What Jesus outlines here is the difference between what God intends and what God allows because we are hard-hearted. Obstinate, unrepentant pursuit of sexual sin within a marriage is allowed by God as grounds for divorce but let's not deceive ourselves into thinking it pleases Him. Divorce is an act which tries to unmake a creation of God: "So they are no longer two but one flesh. What therefore God has joined together, let not man separate."

We err greatly in the matter when we hold that a secular court or an ecclesiastic body either enacts or dissolves a marriage. "What therefore God has joined together, let not man separate". This is a divine, creative covenant established directly by God before the intrusion of sin into creation.

The book of Job weighs in here without direct reference. When Satan is given permission by God to oppress Job,

“Behold, all that he has is in your hand. Only against him do not stretch out your hand.” - Job 1:12

Satan is forbidden to touch Job himself. Satan destroys Job's propsperity and his posterity but, although Job's wife is never mentioned in the prohibition, Satan leaves her alone.

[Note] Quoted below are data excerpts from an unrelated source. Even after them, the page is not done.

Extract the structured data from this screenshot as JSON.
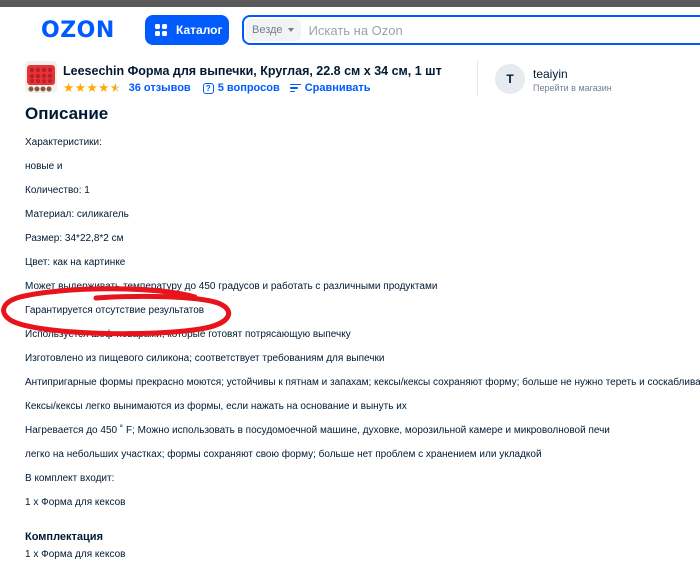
{
  "header": {
    "logo": "OZON",
    "catalog_label": "Каталог",
    "search_scope": "Везде",
    "search_placeholder": "Искать на Ozon"
  },
  "product": {
    "title": "Leesechin Форма для выпечки, Круглая, 22.8 см x 34 см, 1 шт",
    "rating": 4.5,
    "reviews": "36 отзывов",
    "questions": "5 вопросов",
    "compare": "Сравнивать",
    "seller_initial": "T",
    "seller_name": "teaiyin",
    "seller_link": "Перейти в магазин"
  },
  "description": {
    "title": "Описание",
    "lines": [
      "Характеристики:",
      "новые и",
      "Количество: 1",
      "Материал: силикагель",
      "Размер: 34*22,8*2 см",
      "Цвет: как на картинке",
      "Может выдерживать температуру до 450 градусов и работать с различными продуктами",
      "Гарантируется отсутствие результатов",
      "Используется шеф-поварами, которые готовят потрясающую выпечку",
      "Изготовлено из пищевого силикона; соответствует требованиям для выпечки",
      "Антипригарные формы прекрасно моются; устойчивы к пятнам и запахам; кексы/кексы сохраняют форму; больше не нужно тереть и соскабливать",
      "Кексы/кексы легко вынимаются из формы, если нажать на основание и вынуть их",
      "Нагревается до 450 ˚ F; Можно использовать в посудомоечной машине, духовке, морозильной камере и микроволновой печи",
      "легко на небольших участках; формы сохраняют свою форму; больше нет проблем с хранением или укладкой",
      "В комплект входит:",
      "1 x Форма для кексов"
    ]
  },
  "kit": {
    "title": "Комплектация",
    "text": "1 x Форма для кексов"
  },
  "colors": {
    "brand": "#005bff",
    "star": "#ffa800",
    "annotation": "#e8141c"
  }
}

Again, when Satan is allowed a second time to afflict Job,

And the LORD said to Satan, “Behold, he is in your hand; only spare his life. - Job 2:6

he obeys God's prohibition and does not take Job's life. Once again there is no mention of Job's wife in the prohibition but Satan leaves her alone.

It seems that in the heavenly realms it is understood as a matter of course needing no mention (not even to the devil himself) that a man and his wife are one and the same entity.

And this second thing you do. You cover the LORD's altar with tears, with weeping and groaning because he no longer regards the offering or accepts it with favor from your hand. But you say, “Why does he not?” Because the LORD was witness between you and the wife of your youth, to whom you have been faithless, though she is your companion and your wife by covenant. Did he not make them one, with a portion of the Spirit in their union? And what was the one God seeking? Godly offspring. So guard yourselves in your spirit, and let none of you be faithless to the wife of your youth. “For the man who does not love his wife but divorces her, says the LORD, the God of Israel, covers his garment with violence, says the LORD of hosts. So guard yourselves in your spirit, and do not be faithless.” - Malachi 2:13-16

Is marriage extremely difficult and painful at times? What part of a life of faith is not?